I love this bit from the article:
To a request for comment, X only sent Ars an auto-response, saying, “Busy now, please check back later.” (To be fair, in this case “check back later” is a good summary of what happened.)
This looks like an auto policy from Twitter, take a look at the comment here, and the links:
Thanks, good to know, and glad to hear it was reinstated.
wasn’t this discredited last night? x removed the check when uaw changed it’s icon by default until they confirm they change per standard operating procedure.
Yep. I was just informed of this other post about it.
Glad to hear it was resolved and reinstated.
Carry on. :)But this is another opportunity for five minutes of hate against Elon Musk! Can’t let that slip by.
If you’re referencing 1984, it was a 2-minute hate. And that hate wasn’t directed at anything. It was a visceral trigger to foster an irrational tie with party.
Good catch on the duration, I misremembered that. But it was specifically directed at Emmanuel Goldstein.
The frustrating thing about the real-world case of Elon Musk is that Elon Musk is indeed a horrible person, as far as I’ve been able to discern. He’s an asshole of colossal proportions and I would never work for him or want to know him. But people jump from that to hating everything that Musk has touched, regardless of that other stuff’s merit or actual facts surrounding it. And since it’s a mob hatred any attempt to point out “wait a minute, this thing was actually good” or “this thing had nothing to do with Musk” or “this actually-not-horrible reason is why Musk did this” gets you lumped right into the same Musk-shaped effigy that everyone’s busy burning. I can’t count how many times I’ve been called a Musk-worshipper or been the target of homophobic slurs for trying to correct basic factual errors.
Good points. I’ve run into similar situations with many topics. Human brains are freaking weird.

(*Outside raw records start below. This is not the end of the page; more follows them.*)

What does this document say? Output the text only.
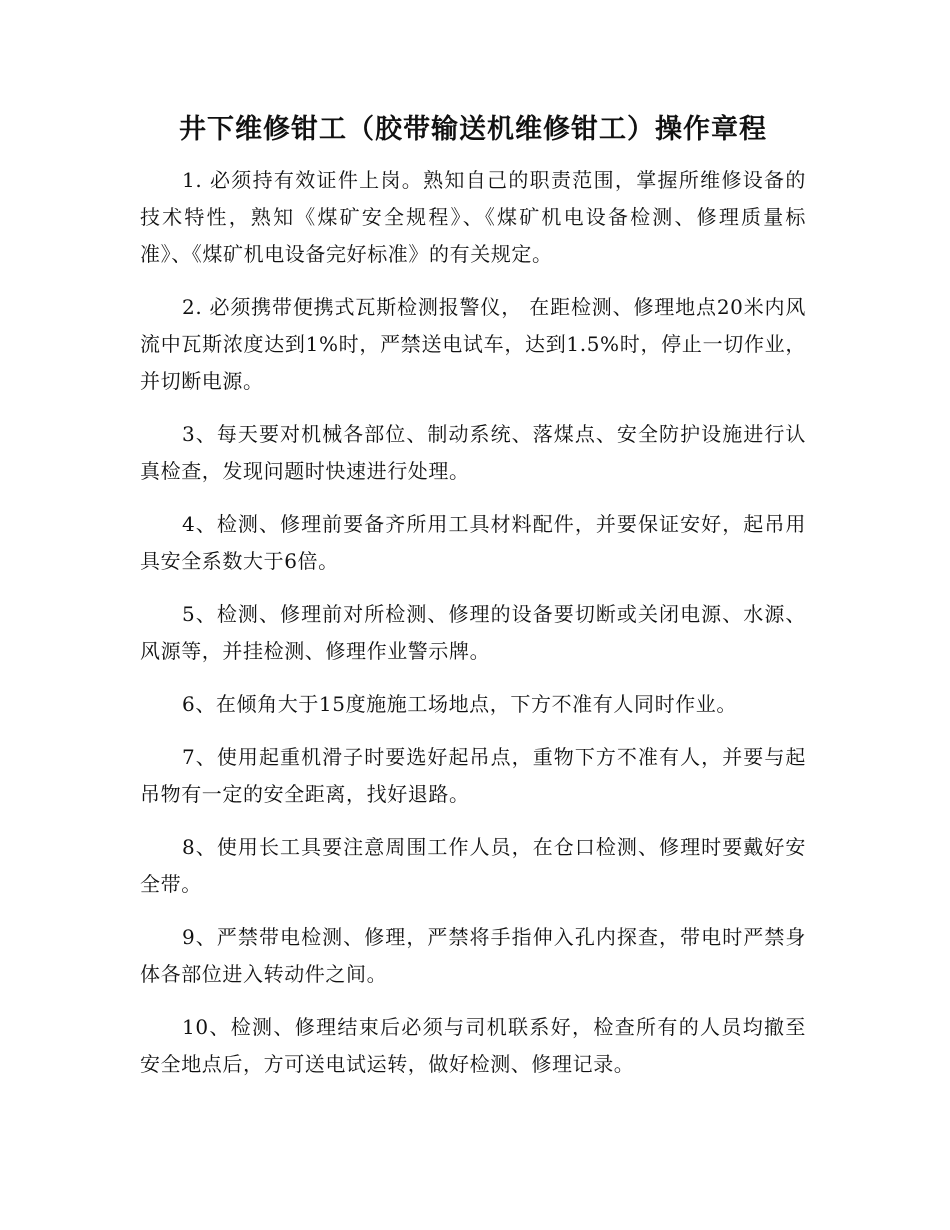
井下维修钳工（胶带输送机维修钳工）操作章程

1. 必须持有效证件上岗。熟知自己的职责范围，掌握所维修设备的技术特性，熟知《煤矿安全规程》、《煤矿机电设备检测、修理质量标准》、《煤矿机电设备完好标准》的有关规定。

2. 必须携带便携式瓦斯检测报警仪， 在距检测、修理地点20米内风流中瓦斯浓度达到1%时，严禁送电试车，达到1.5%时，停止一切作业，并切断电源。

3、每天要对机械各部位、制动系统、落煤点、安全防护设施进行认真检查，发现问题时快速进行处理。

4、检测、修理前要备齐所用工具材料配件，并要保证安好，起吊用具安全系数大于6倍。

5、检测、修理前对所检测、修理的设备要切断或关闭电源、水源、风源等，并挂检测、修理作业警示牌。

6、在倾角大于15度施施工场地点，下方不准有人同时作业。

7、使用起重机滑子时要选好起吊点，重物下方不准有人，并要与起吊物有一定的安全距离，找好退路。

8、使用长工具要注意周围工作人员，在仓口检测、修理时要戴好安全带。

9、严禁带电检测、修理，严禁将手指伸入孔内探查，带电时严禁身体各部位进入转动件之间。

10、检测、修理结束后必须与司机联系好，检查所有的人员均撤至安全地点后，方可送电试运转，做好检测、修理记录。
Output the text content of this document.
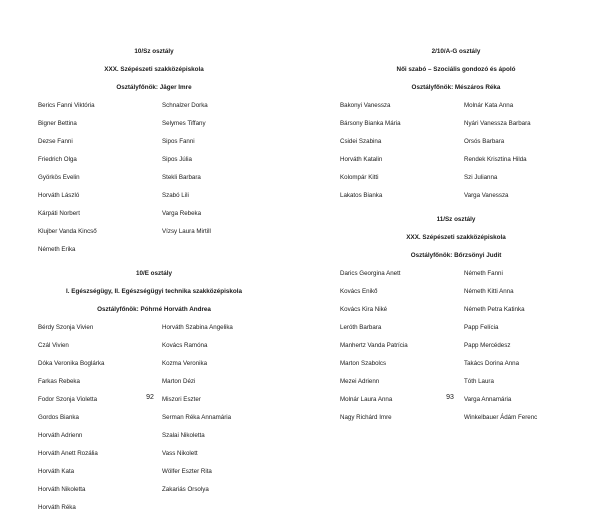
10/Sz osztály
XXX. Szépészeti szakközépiskola
Osztályfőnök: Jäger Imre
Berics Fanni Viktória	Schnalzer Dorka
Bigner Bettina	Selymes Tiffany
Dezse Fanni	Sipos Fanni
Friedrich Olga	Sipos Júlia
Györkös Evelin	Stekli Barbara
Horváth László	Szabó Lili
Kárpáti Norbert	Varga Rebeka
Klujber Vanda Kincső	Vízsy Laura Mirtill
Németh Erika
10/E osztály
I. Egészségügy, II. Egészségügyi technika szakközépiskola
Osztályfőnök: Póhrné Horváth Andrea
Bérdy Szonja Vivien	Horváth Szabina Angelika
Czál Vivien	Kovács Ramóna
Dóka Veronika Boglárka	Kozma Veronika
Farkas Rebeka	Marton Dézi
Fodor Szonja Violetta	Miszori Eszter
Gordos Bianka	Serman Réka Annamária
Horváth Adrienn	Szalai Nikoletta
Horváth Anett Rozália	Vass Nikolett
Horváth Kata	Wölfer Eszter Rita
Horváth Nikoletta	Zakariás Orsolya
Horváth Réka
92
2/10/A-G osztály
Női szabó – Szociális gondozó és ápoló
Osztályfőnök: Mészáros Réka
Bakonyi Vanessza	Molnár Kata Anna
Bársony Bianka Mária	Nyári Vanessza Barbara
Csidei Szabina	Orsós Barbara
Horváth Katalin	Rendek Krisztina Hilda
Kolompár Kitti	Szi Julianna
Lakatos Bianka	Varga Vanessza
11/Sz osztály
XXX. Szépészeti szakközépiskola
Osztályfőnök: Bőrzsönyi Judit
Darics Georgina Anett	Németh Fanni
Kovács Enikő	Németh Kitti Anna
Kovács Kira Niké	Németh Petra Katinka
Leróth Barbara	Papp Felícia
Manhertz Vanda Patrícia	Papp Mercédesz
Marton Szabolcs	Takács Dorina Anna
Mezei Adrienn	Tóth Laura
Molnár Laura Anna	Varga Annamária
Nagy Richárd Imre	Winkelbauer Ádám Ferenc
93
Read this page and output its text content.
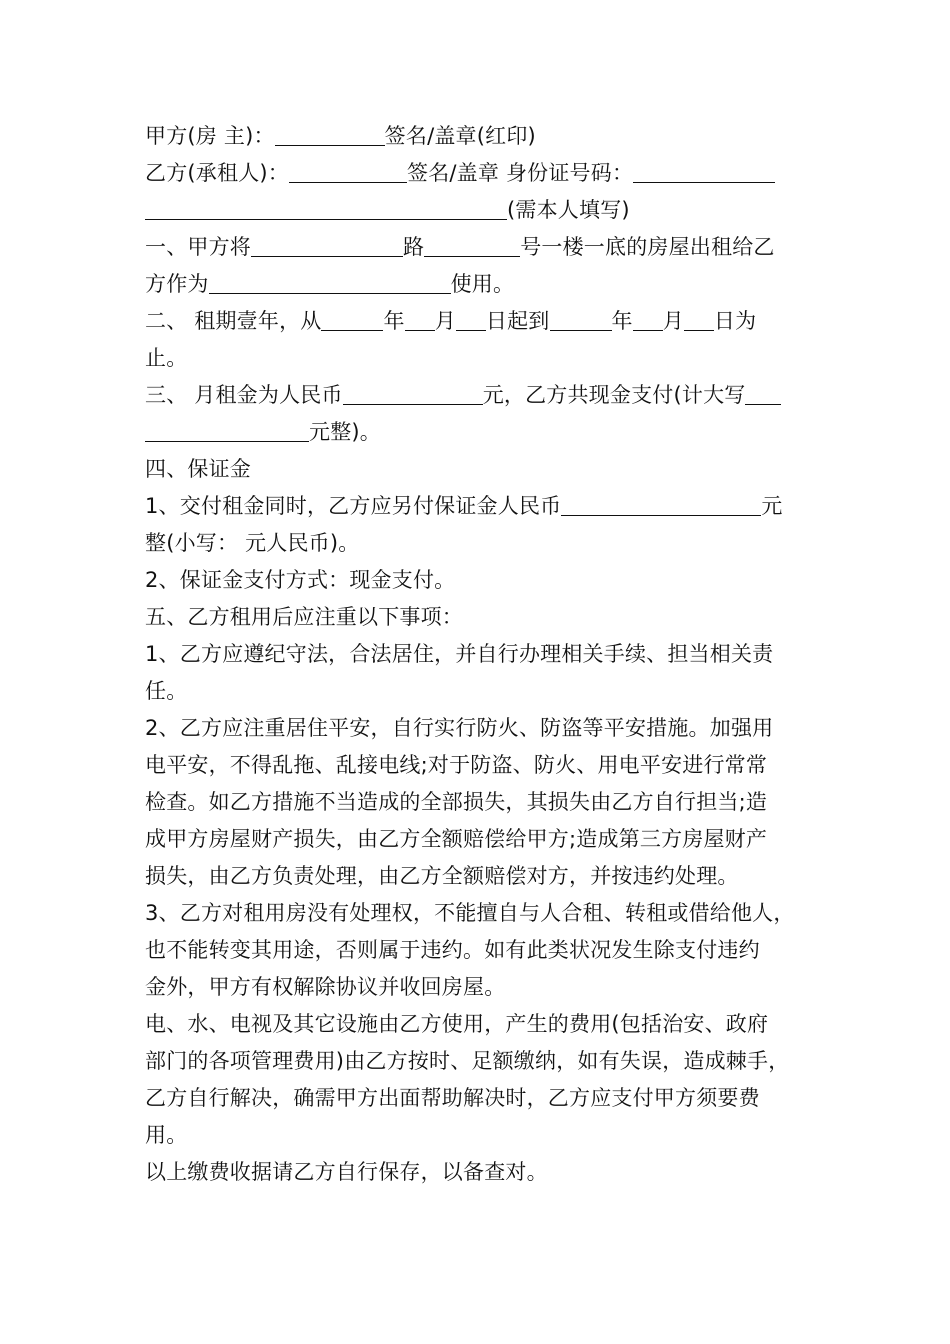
甲方(房 主)：	签名/盖章(红印)
乙方(承租人)：	签名/盖章 身份证号码：
(需本人填写)
一、甲方将	路	号一楼一底的房屋出租给乙
方作为	使用。
二、 租期壹年，从	年 月 日起到	年 月 日为
止。
三、 月租金为人民币	元，乙方共现金支付(计大写
元整)。
四、保证金
1、交付租金同时，乙方应另付保证金人民币	元
整(小写： 元人民币)。
2、保证金支付方式：现金支付。
五、乙方租用后应注重以下事项：
1、乙方应遵纪守法，合法居住，并自行办理相关手续、担当相关责
任。
2、乙方应注重居住平安，自行实行防火、防盗等平安措施。加强用
电平安，不得乱拖、乱接电线;对于防盗、防火、用电平安进行常常
检查。如乙方措施不当造成的全部损失，其损失由乙方自行担当;造
成甲方房屋财产损失，由乙方全额赔偿给甲方;造成第三方房屋财产
损失，由乙方负责处理，由乙方全额赔偿对方，并按违约处理。
3、乙方对租用房没有处理权，不能擅自与人合租、转租或借给他人，
也不能转变其用途，否则属于违约。如有此类状况发生除支付违约
金外，甲方有权解除协议并收回房屋。
电、水、电视及其它设施由乙方使用，产生的费用(包括治安、政府
部门的各项管理费用)由乙方按时、足额缴纳，如有失误，造成棘手，
乙方自行解决，确需甲方出面帮助解决时，乙方应支付甲方须要费
用。
以上缴费收据请乙方自行保存，以备查对。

This is the best summary I could come up with:
The move seemingly makes it harder for UAW to maximize reach for its posts on X, just as workers have begun striking, demanding better wages and other benefits.
UAW’s negotiations also seek to expand benefits for union workers involved “in the production of electric vehicles and the batteries needed to power them,” The Intercept reported, and those conversations could also impact Tesla operations.
Last year, the National Labor Relations Board (NLRB) ordered Tesla to revise its policies “to make clear that it does not prohibit production associates from wearing black union shirts.”
There was also tension earlier this year when Tesla Autopilot Buffalo-based workers tried to unionize, alleging that they were being treated “like robots” and pressured to skip bathroom breaks.
And most recently in April, the NLRB again ruled that Tesla violated labor laws when managers at an Orlando repair shop illegally silenced workers attempting to discuss pay and working conditions, Reuters reported.
In the moments after X reinstated UAW’s verification, the union began posting in support of strikers in Ohio and Missouri, some of them chanting, “No justice, no jeeps!”
The original article contains 621 words, the summary contains 182 words. Saved 71%. I’m a bot and I’m open source!